Alguien con rasgos paranoides, en cambio, desconfía de todo, incluso de su pareja; el histriónico quiere ser el centro y no concibe, por ejemplo, que el otro se lo pueda pasar bien sin él; el antisocial es violento; el pasivo-agresivo necesita al mismo tiempo una pareja autoritaria y sentirse libre de control, mientras que el narcisista-egocéntrico, que puede ser un triunfador en el mundo de la empresa, suele decir a su pareja: "¡Qué suerte tienes de estar conmigo!" y se muestra con ella indiferente y arrogante.
Según la psiquiatra Iris Luna, aumentan los indicadores del narcisismo porque en la cultura posmoderna la lucha por el poder, por el prestigio, la posición como valores sociales, la competitividad, hace que ciertas personas vayan adquiriendo la necesidad de grandiosidad, de buscar siempre ser el mejor. "Una multinacional no buscará un directivo obsesivo, lento en sus decisiones, y sí a un narcisista, que pasa por encima de todo el mundo", dice Luna.

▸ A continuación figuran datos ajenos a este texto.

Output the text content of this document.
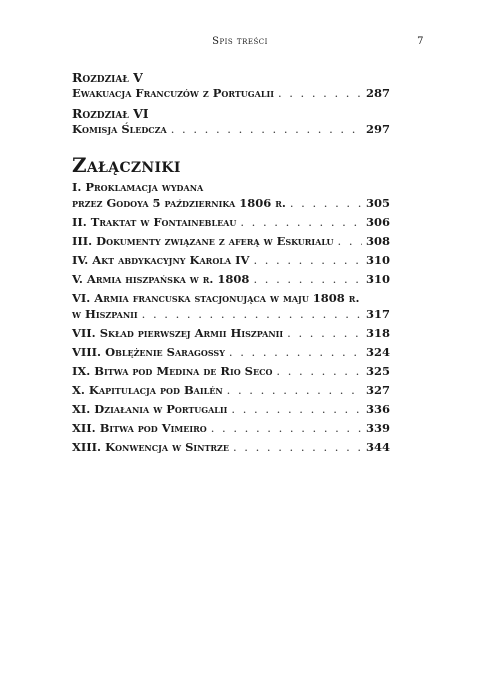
Spis treści	7
Rozdział V
Ewakuacja Francuzów z Portugalii . . .	287
Rozdział VI
Komisja Śledcza . . .	297
Załączniki
I. Proklamacja wydana
przez Godoya 5 października 1806 r. . . .	305
II. Traktat w Fontainebleau . . .	306
III. Dokumenty związane z aferą w Eskurialu . . .	308
IV. Akt abdykacyjny Karola IV . . .	310
V. Armia hiszpańska w r. 1808 . . .	310
VI. Armia francuska stacjonująca w maju 1808 r.
w Hiszpanii . . .	317
VII. Skład pierwszej Armii Hiszpanii . . .	318
VIII. Oblężenie Saragossy . . .	324
IX. Bitwa pod Medina de Rio Seco . . .	325
X. Kapitulacja pod Bailén . . .	327
XI. Działania w Portugalii . . .	336
XII. Bitwa pod Vimeiro . . .	339
XIII. Konwencja w Sintrze . . .	344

En opinión de la antropóloga y escritora
Déborah Puig-Pey, ha aumentado el desajuste entre el ideal de pareja y la realidad. "La educación sentimental se basa en un modelo romántico, contradictorio con otros modos de pensar la vida social. La relación de pareja es también una relación social, se sigue esperando de ella reciprocidad, sentido, duración, gratuidad. Sin embargo, estas características, que no se esperan del mundo del trabajo o de la política, en la pareja quedan aisladas fuera de contexto, y parecen heredar los mecanismos contrarios: se desarrollan como relaciones de dominio en privado". Estos enlaces tóxicos se producen "porque son un espejo de todo lo que hemos aprendido de nosotros mismos a través de nuestras relaciones humanas", añade Puig-Pey.

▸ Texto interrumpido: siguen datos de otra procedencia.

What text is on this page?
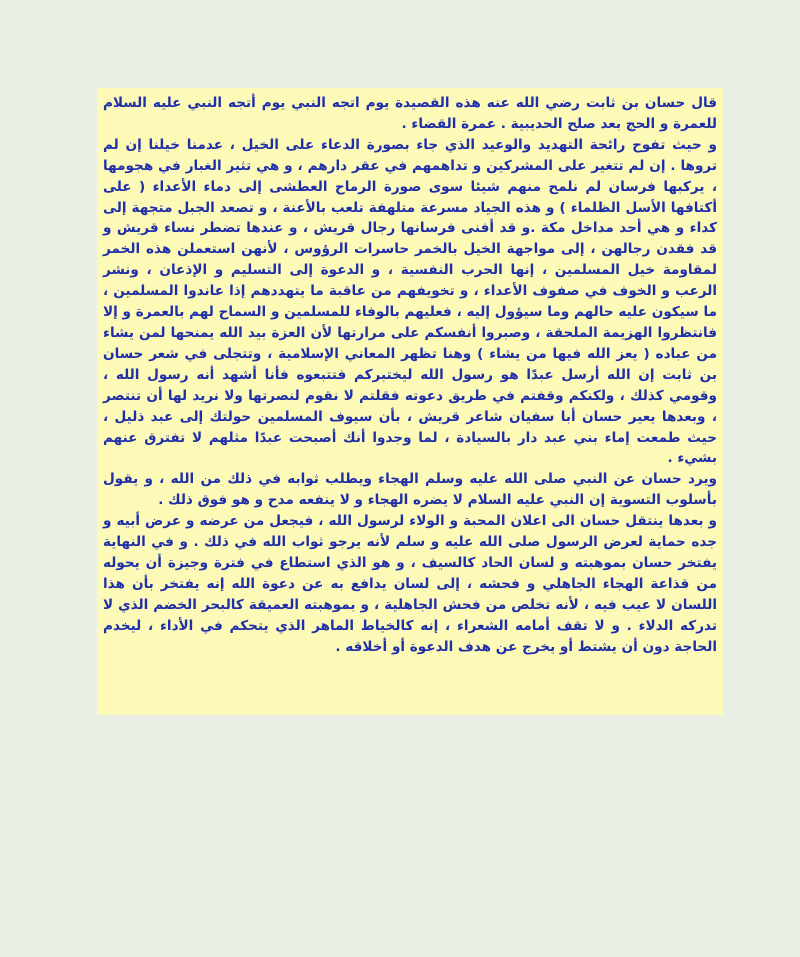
قال حسان بن ثابت رضي الله عنه هذه القصيدة يوم اتجه النبي يوم أتجه النبي عليه السلام للعمرة و الحج بعد صلح الحديبية . عمرة القضاء .

و حيث تفوح رائحة التهديد والوعيد الذي جاء بصورة الدعاء على الخيل ، عدمنا خيلنا إن لم تروها . إن لم تتغير على المشركين و تداهمهم في عقر دارهم ، و هي تثير الغبار في هجومها ، يركبها فرسان لم نلمح منهم شيئا سوى صورة الرماح العطشى إلى دماء الأعداء ( على أكتافها الأسل الظلماء ) و هذه الجياد مسرعة متلهفة تلعب بالأعنة ، و تصعد الجبل متجهة إلى كداء و هي أحد مداخل مكة .و قد أفنى فرسانها رجال قريش ، و عندها تضطر نساء قريش و قد فقدن رجالهن ، إلى مواجهة الخيل بالخمر حاسرات الرؤوس ، لأنهن استعملن هذه الخمر لمقاومة خيل المسلمين ، إنها الحرب النفسية ، و الدعوة إلى التسليم و الإذعان ، ونشر الرعب و الخوف في صفوف الأعداء ، و تخويفهم من عاقبة ما يتهددهم إذا عاندوا المسلمين ، ما سيكون عليه حالهم وما سيؤول إليه ، فعليهم بالوفاء للمسلمين و السماح لهم بالعمرة و إلا فانتظروا الهزيمة الملحقة ، وصبروا أنفسكم على مرارتها لأن العزة بيد الله يمنحها لمن يشاء من عباده ( يعز الله فيها من يشاء ) وهنا تظهر المعاني الإسلامية ، وتتجلى في شعر حسان بن ثابت إن الله أرسل عبدًا هو رسول الله ليختبركم فتتبعوه فأنا أشهد أنه رسول الله ، وقومي كذلك ، ولكنكم وقفتم في طريق دعوته فقلتم لا نقوم لنصرتها ولا نريد لها أن تنتصر ، وبعدها يعير حسان أبا سفيان شاعر قريش ، بأن سيوف المسلمين حولتك إلى عبد ذليل ، حيث طمعت إماء بني عبد دار بالسيادة ، لما وجدوا أنك أصبحت عبدًا مثلهم لا تفترق عنهم بشيء .

ويرد حسان عن النبي صلى الله عليه وسلم الهجاء ويطلب ثوابه في ذلك من الله ، و يقول بأسلوب التسوية إن النبي عليه السلام لا يضره الهجاء و لا ينفعه مدح و هو فوق ذلك .

و بعدها ينتقل حسان الى اعلان المحبة و الولاء لرسول الله ، فيجعل من عرضه و عرض أبيه و جده حماية لعرض الرسول صلى الله عليه و سلم لأنه يرجو ثواب الله في ذلك . و في النهاية يفتخر حسان بموهبته و لسان الحاد كالسيف ، و هو الذي استطاع في فترة وجيزة أن يحوله من قذاعة الهجاء الجاهلي و فحشه ، إلى لسان يدافع به عن دعوة الله إنه يفتخر بأن هذا اللسان لا عيب فيه ، لأنه تخلص من فحش الجاهلية ، و بموهبته العميقة كالبحر الخضم الذي لا تدركه الدلاء . و لا تقف أمامه الشعراء ، إنه كالخياط الماهر الذي يتحكم في الأداء ، ليخدم الحاجة دون أن يشتط أو يخرج عن هدف الدعوة أو أخلاقه .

A pesar de los cambios sociales que se han producido en los últimos años, entre ellos los matrimonios entre personas del mismo sexo o la tendencia hacia una sociedad erotizada, "continúa existiendo un ideal de pareja estable y la exigencia de fidelidad sexual ligada a la fidelidad amorosa sigue siendo igual de fuerte", dice Gerardo Meil, catedrático de Sociología de la Universidad Autónoma de Madrid.
Uno de los problemas en el mundo del amor, sigue la antropóloga, es que se ha caricaturizado el ideal electivo o el derecho a elegir libremente la pareja, incrementándose las razones de mercado: "La relación es más tóxica si la pareja se ha formado por una cuestión de prestigio (el dinero, el estatus, el físico) porque es una relación sometida a elementos altamente variables, consumibles e incontrolables".
Elena Crespi, psicóloga del Instituto de Estudios de la Sexualidad y la Pareja, cree que "vivimos en una sociedad en la que el hecho de tener celos significa que tu pareja te quiere, cuando es todo lo contrario, que hay inseguridad". Los medios de comunicación muestran relaciones de pareja perfectas, que no existen en la vida real. Cuando una persona tiene más o menos claro qué espera de una relación de pareja y sabe lo que puede ofrecer es más fácil encontrar la persona adecuada, concluye.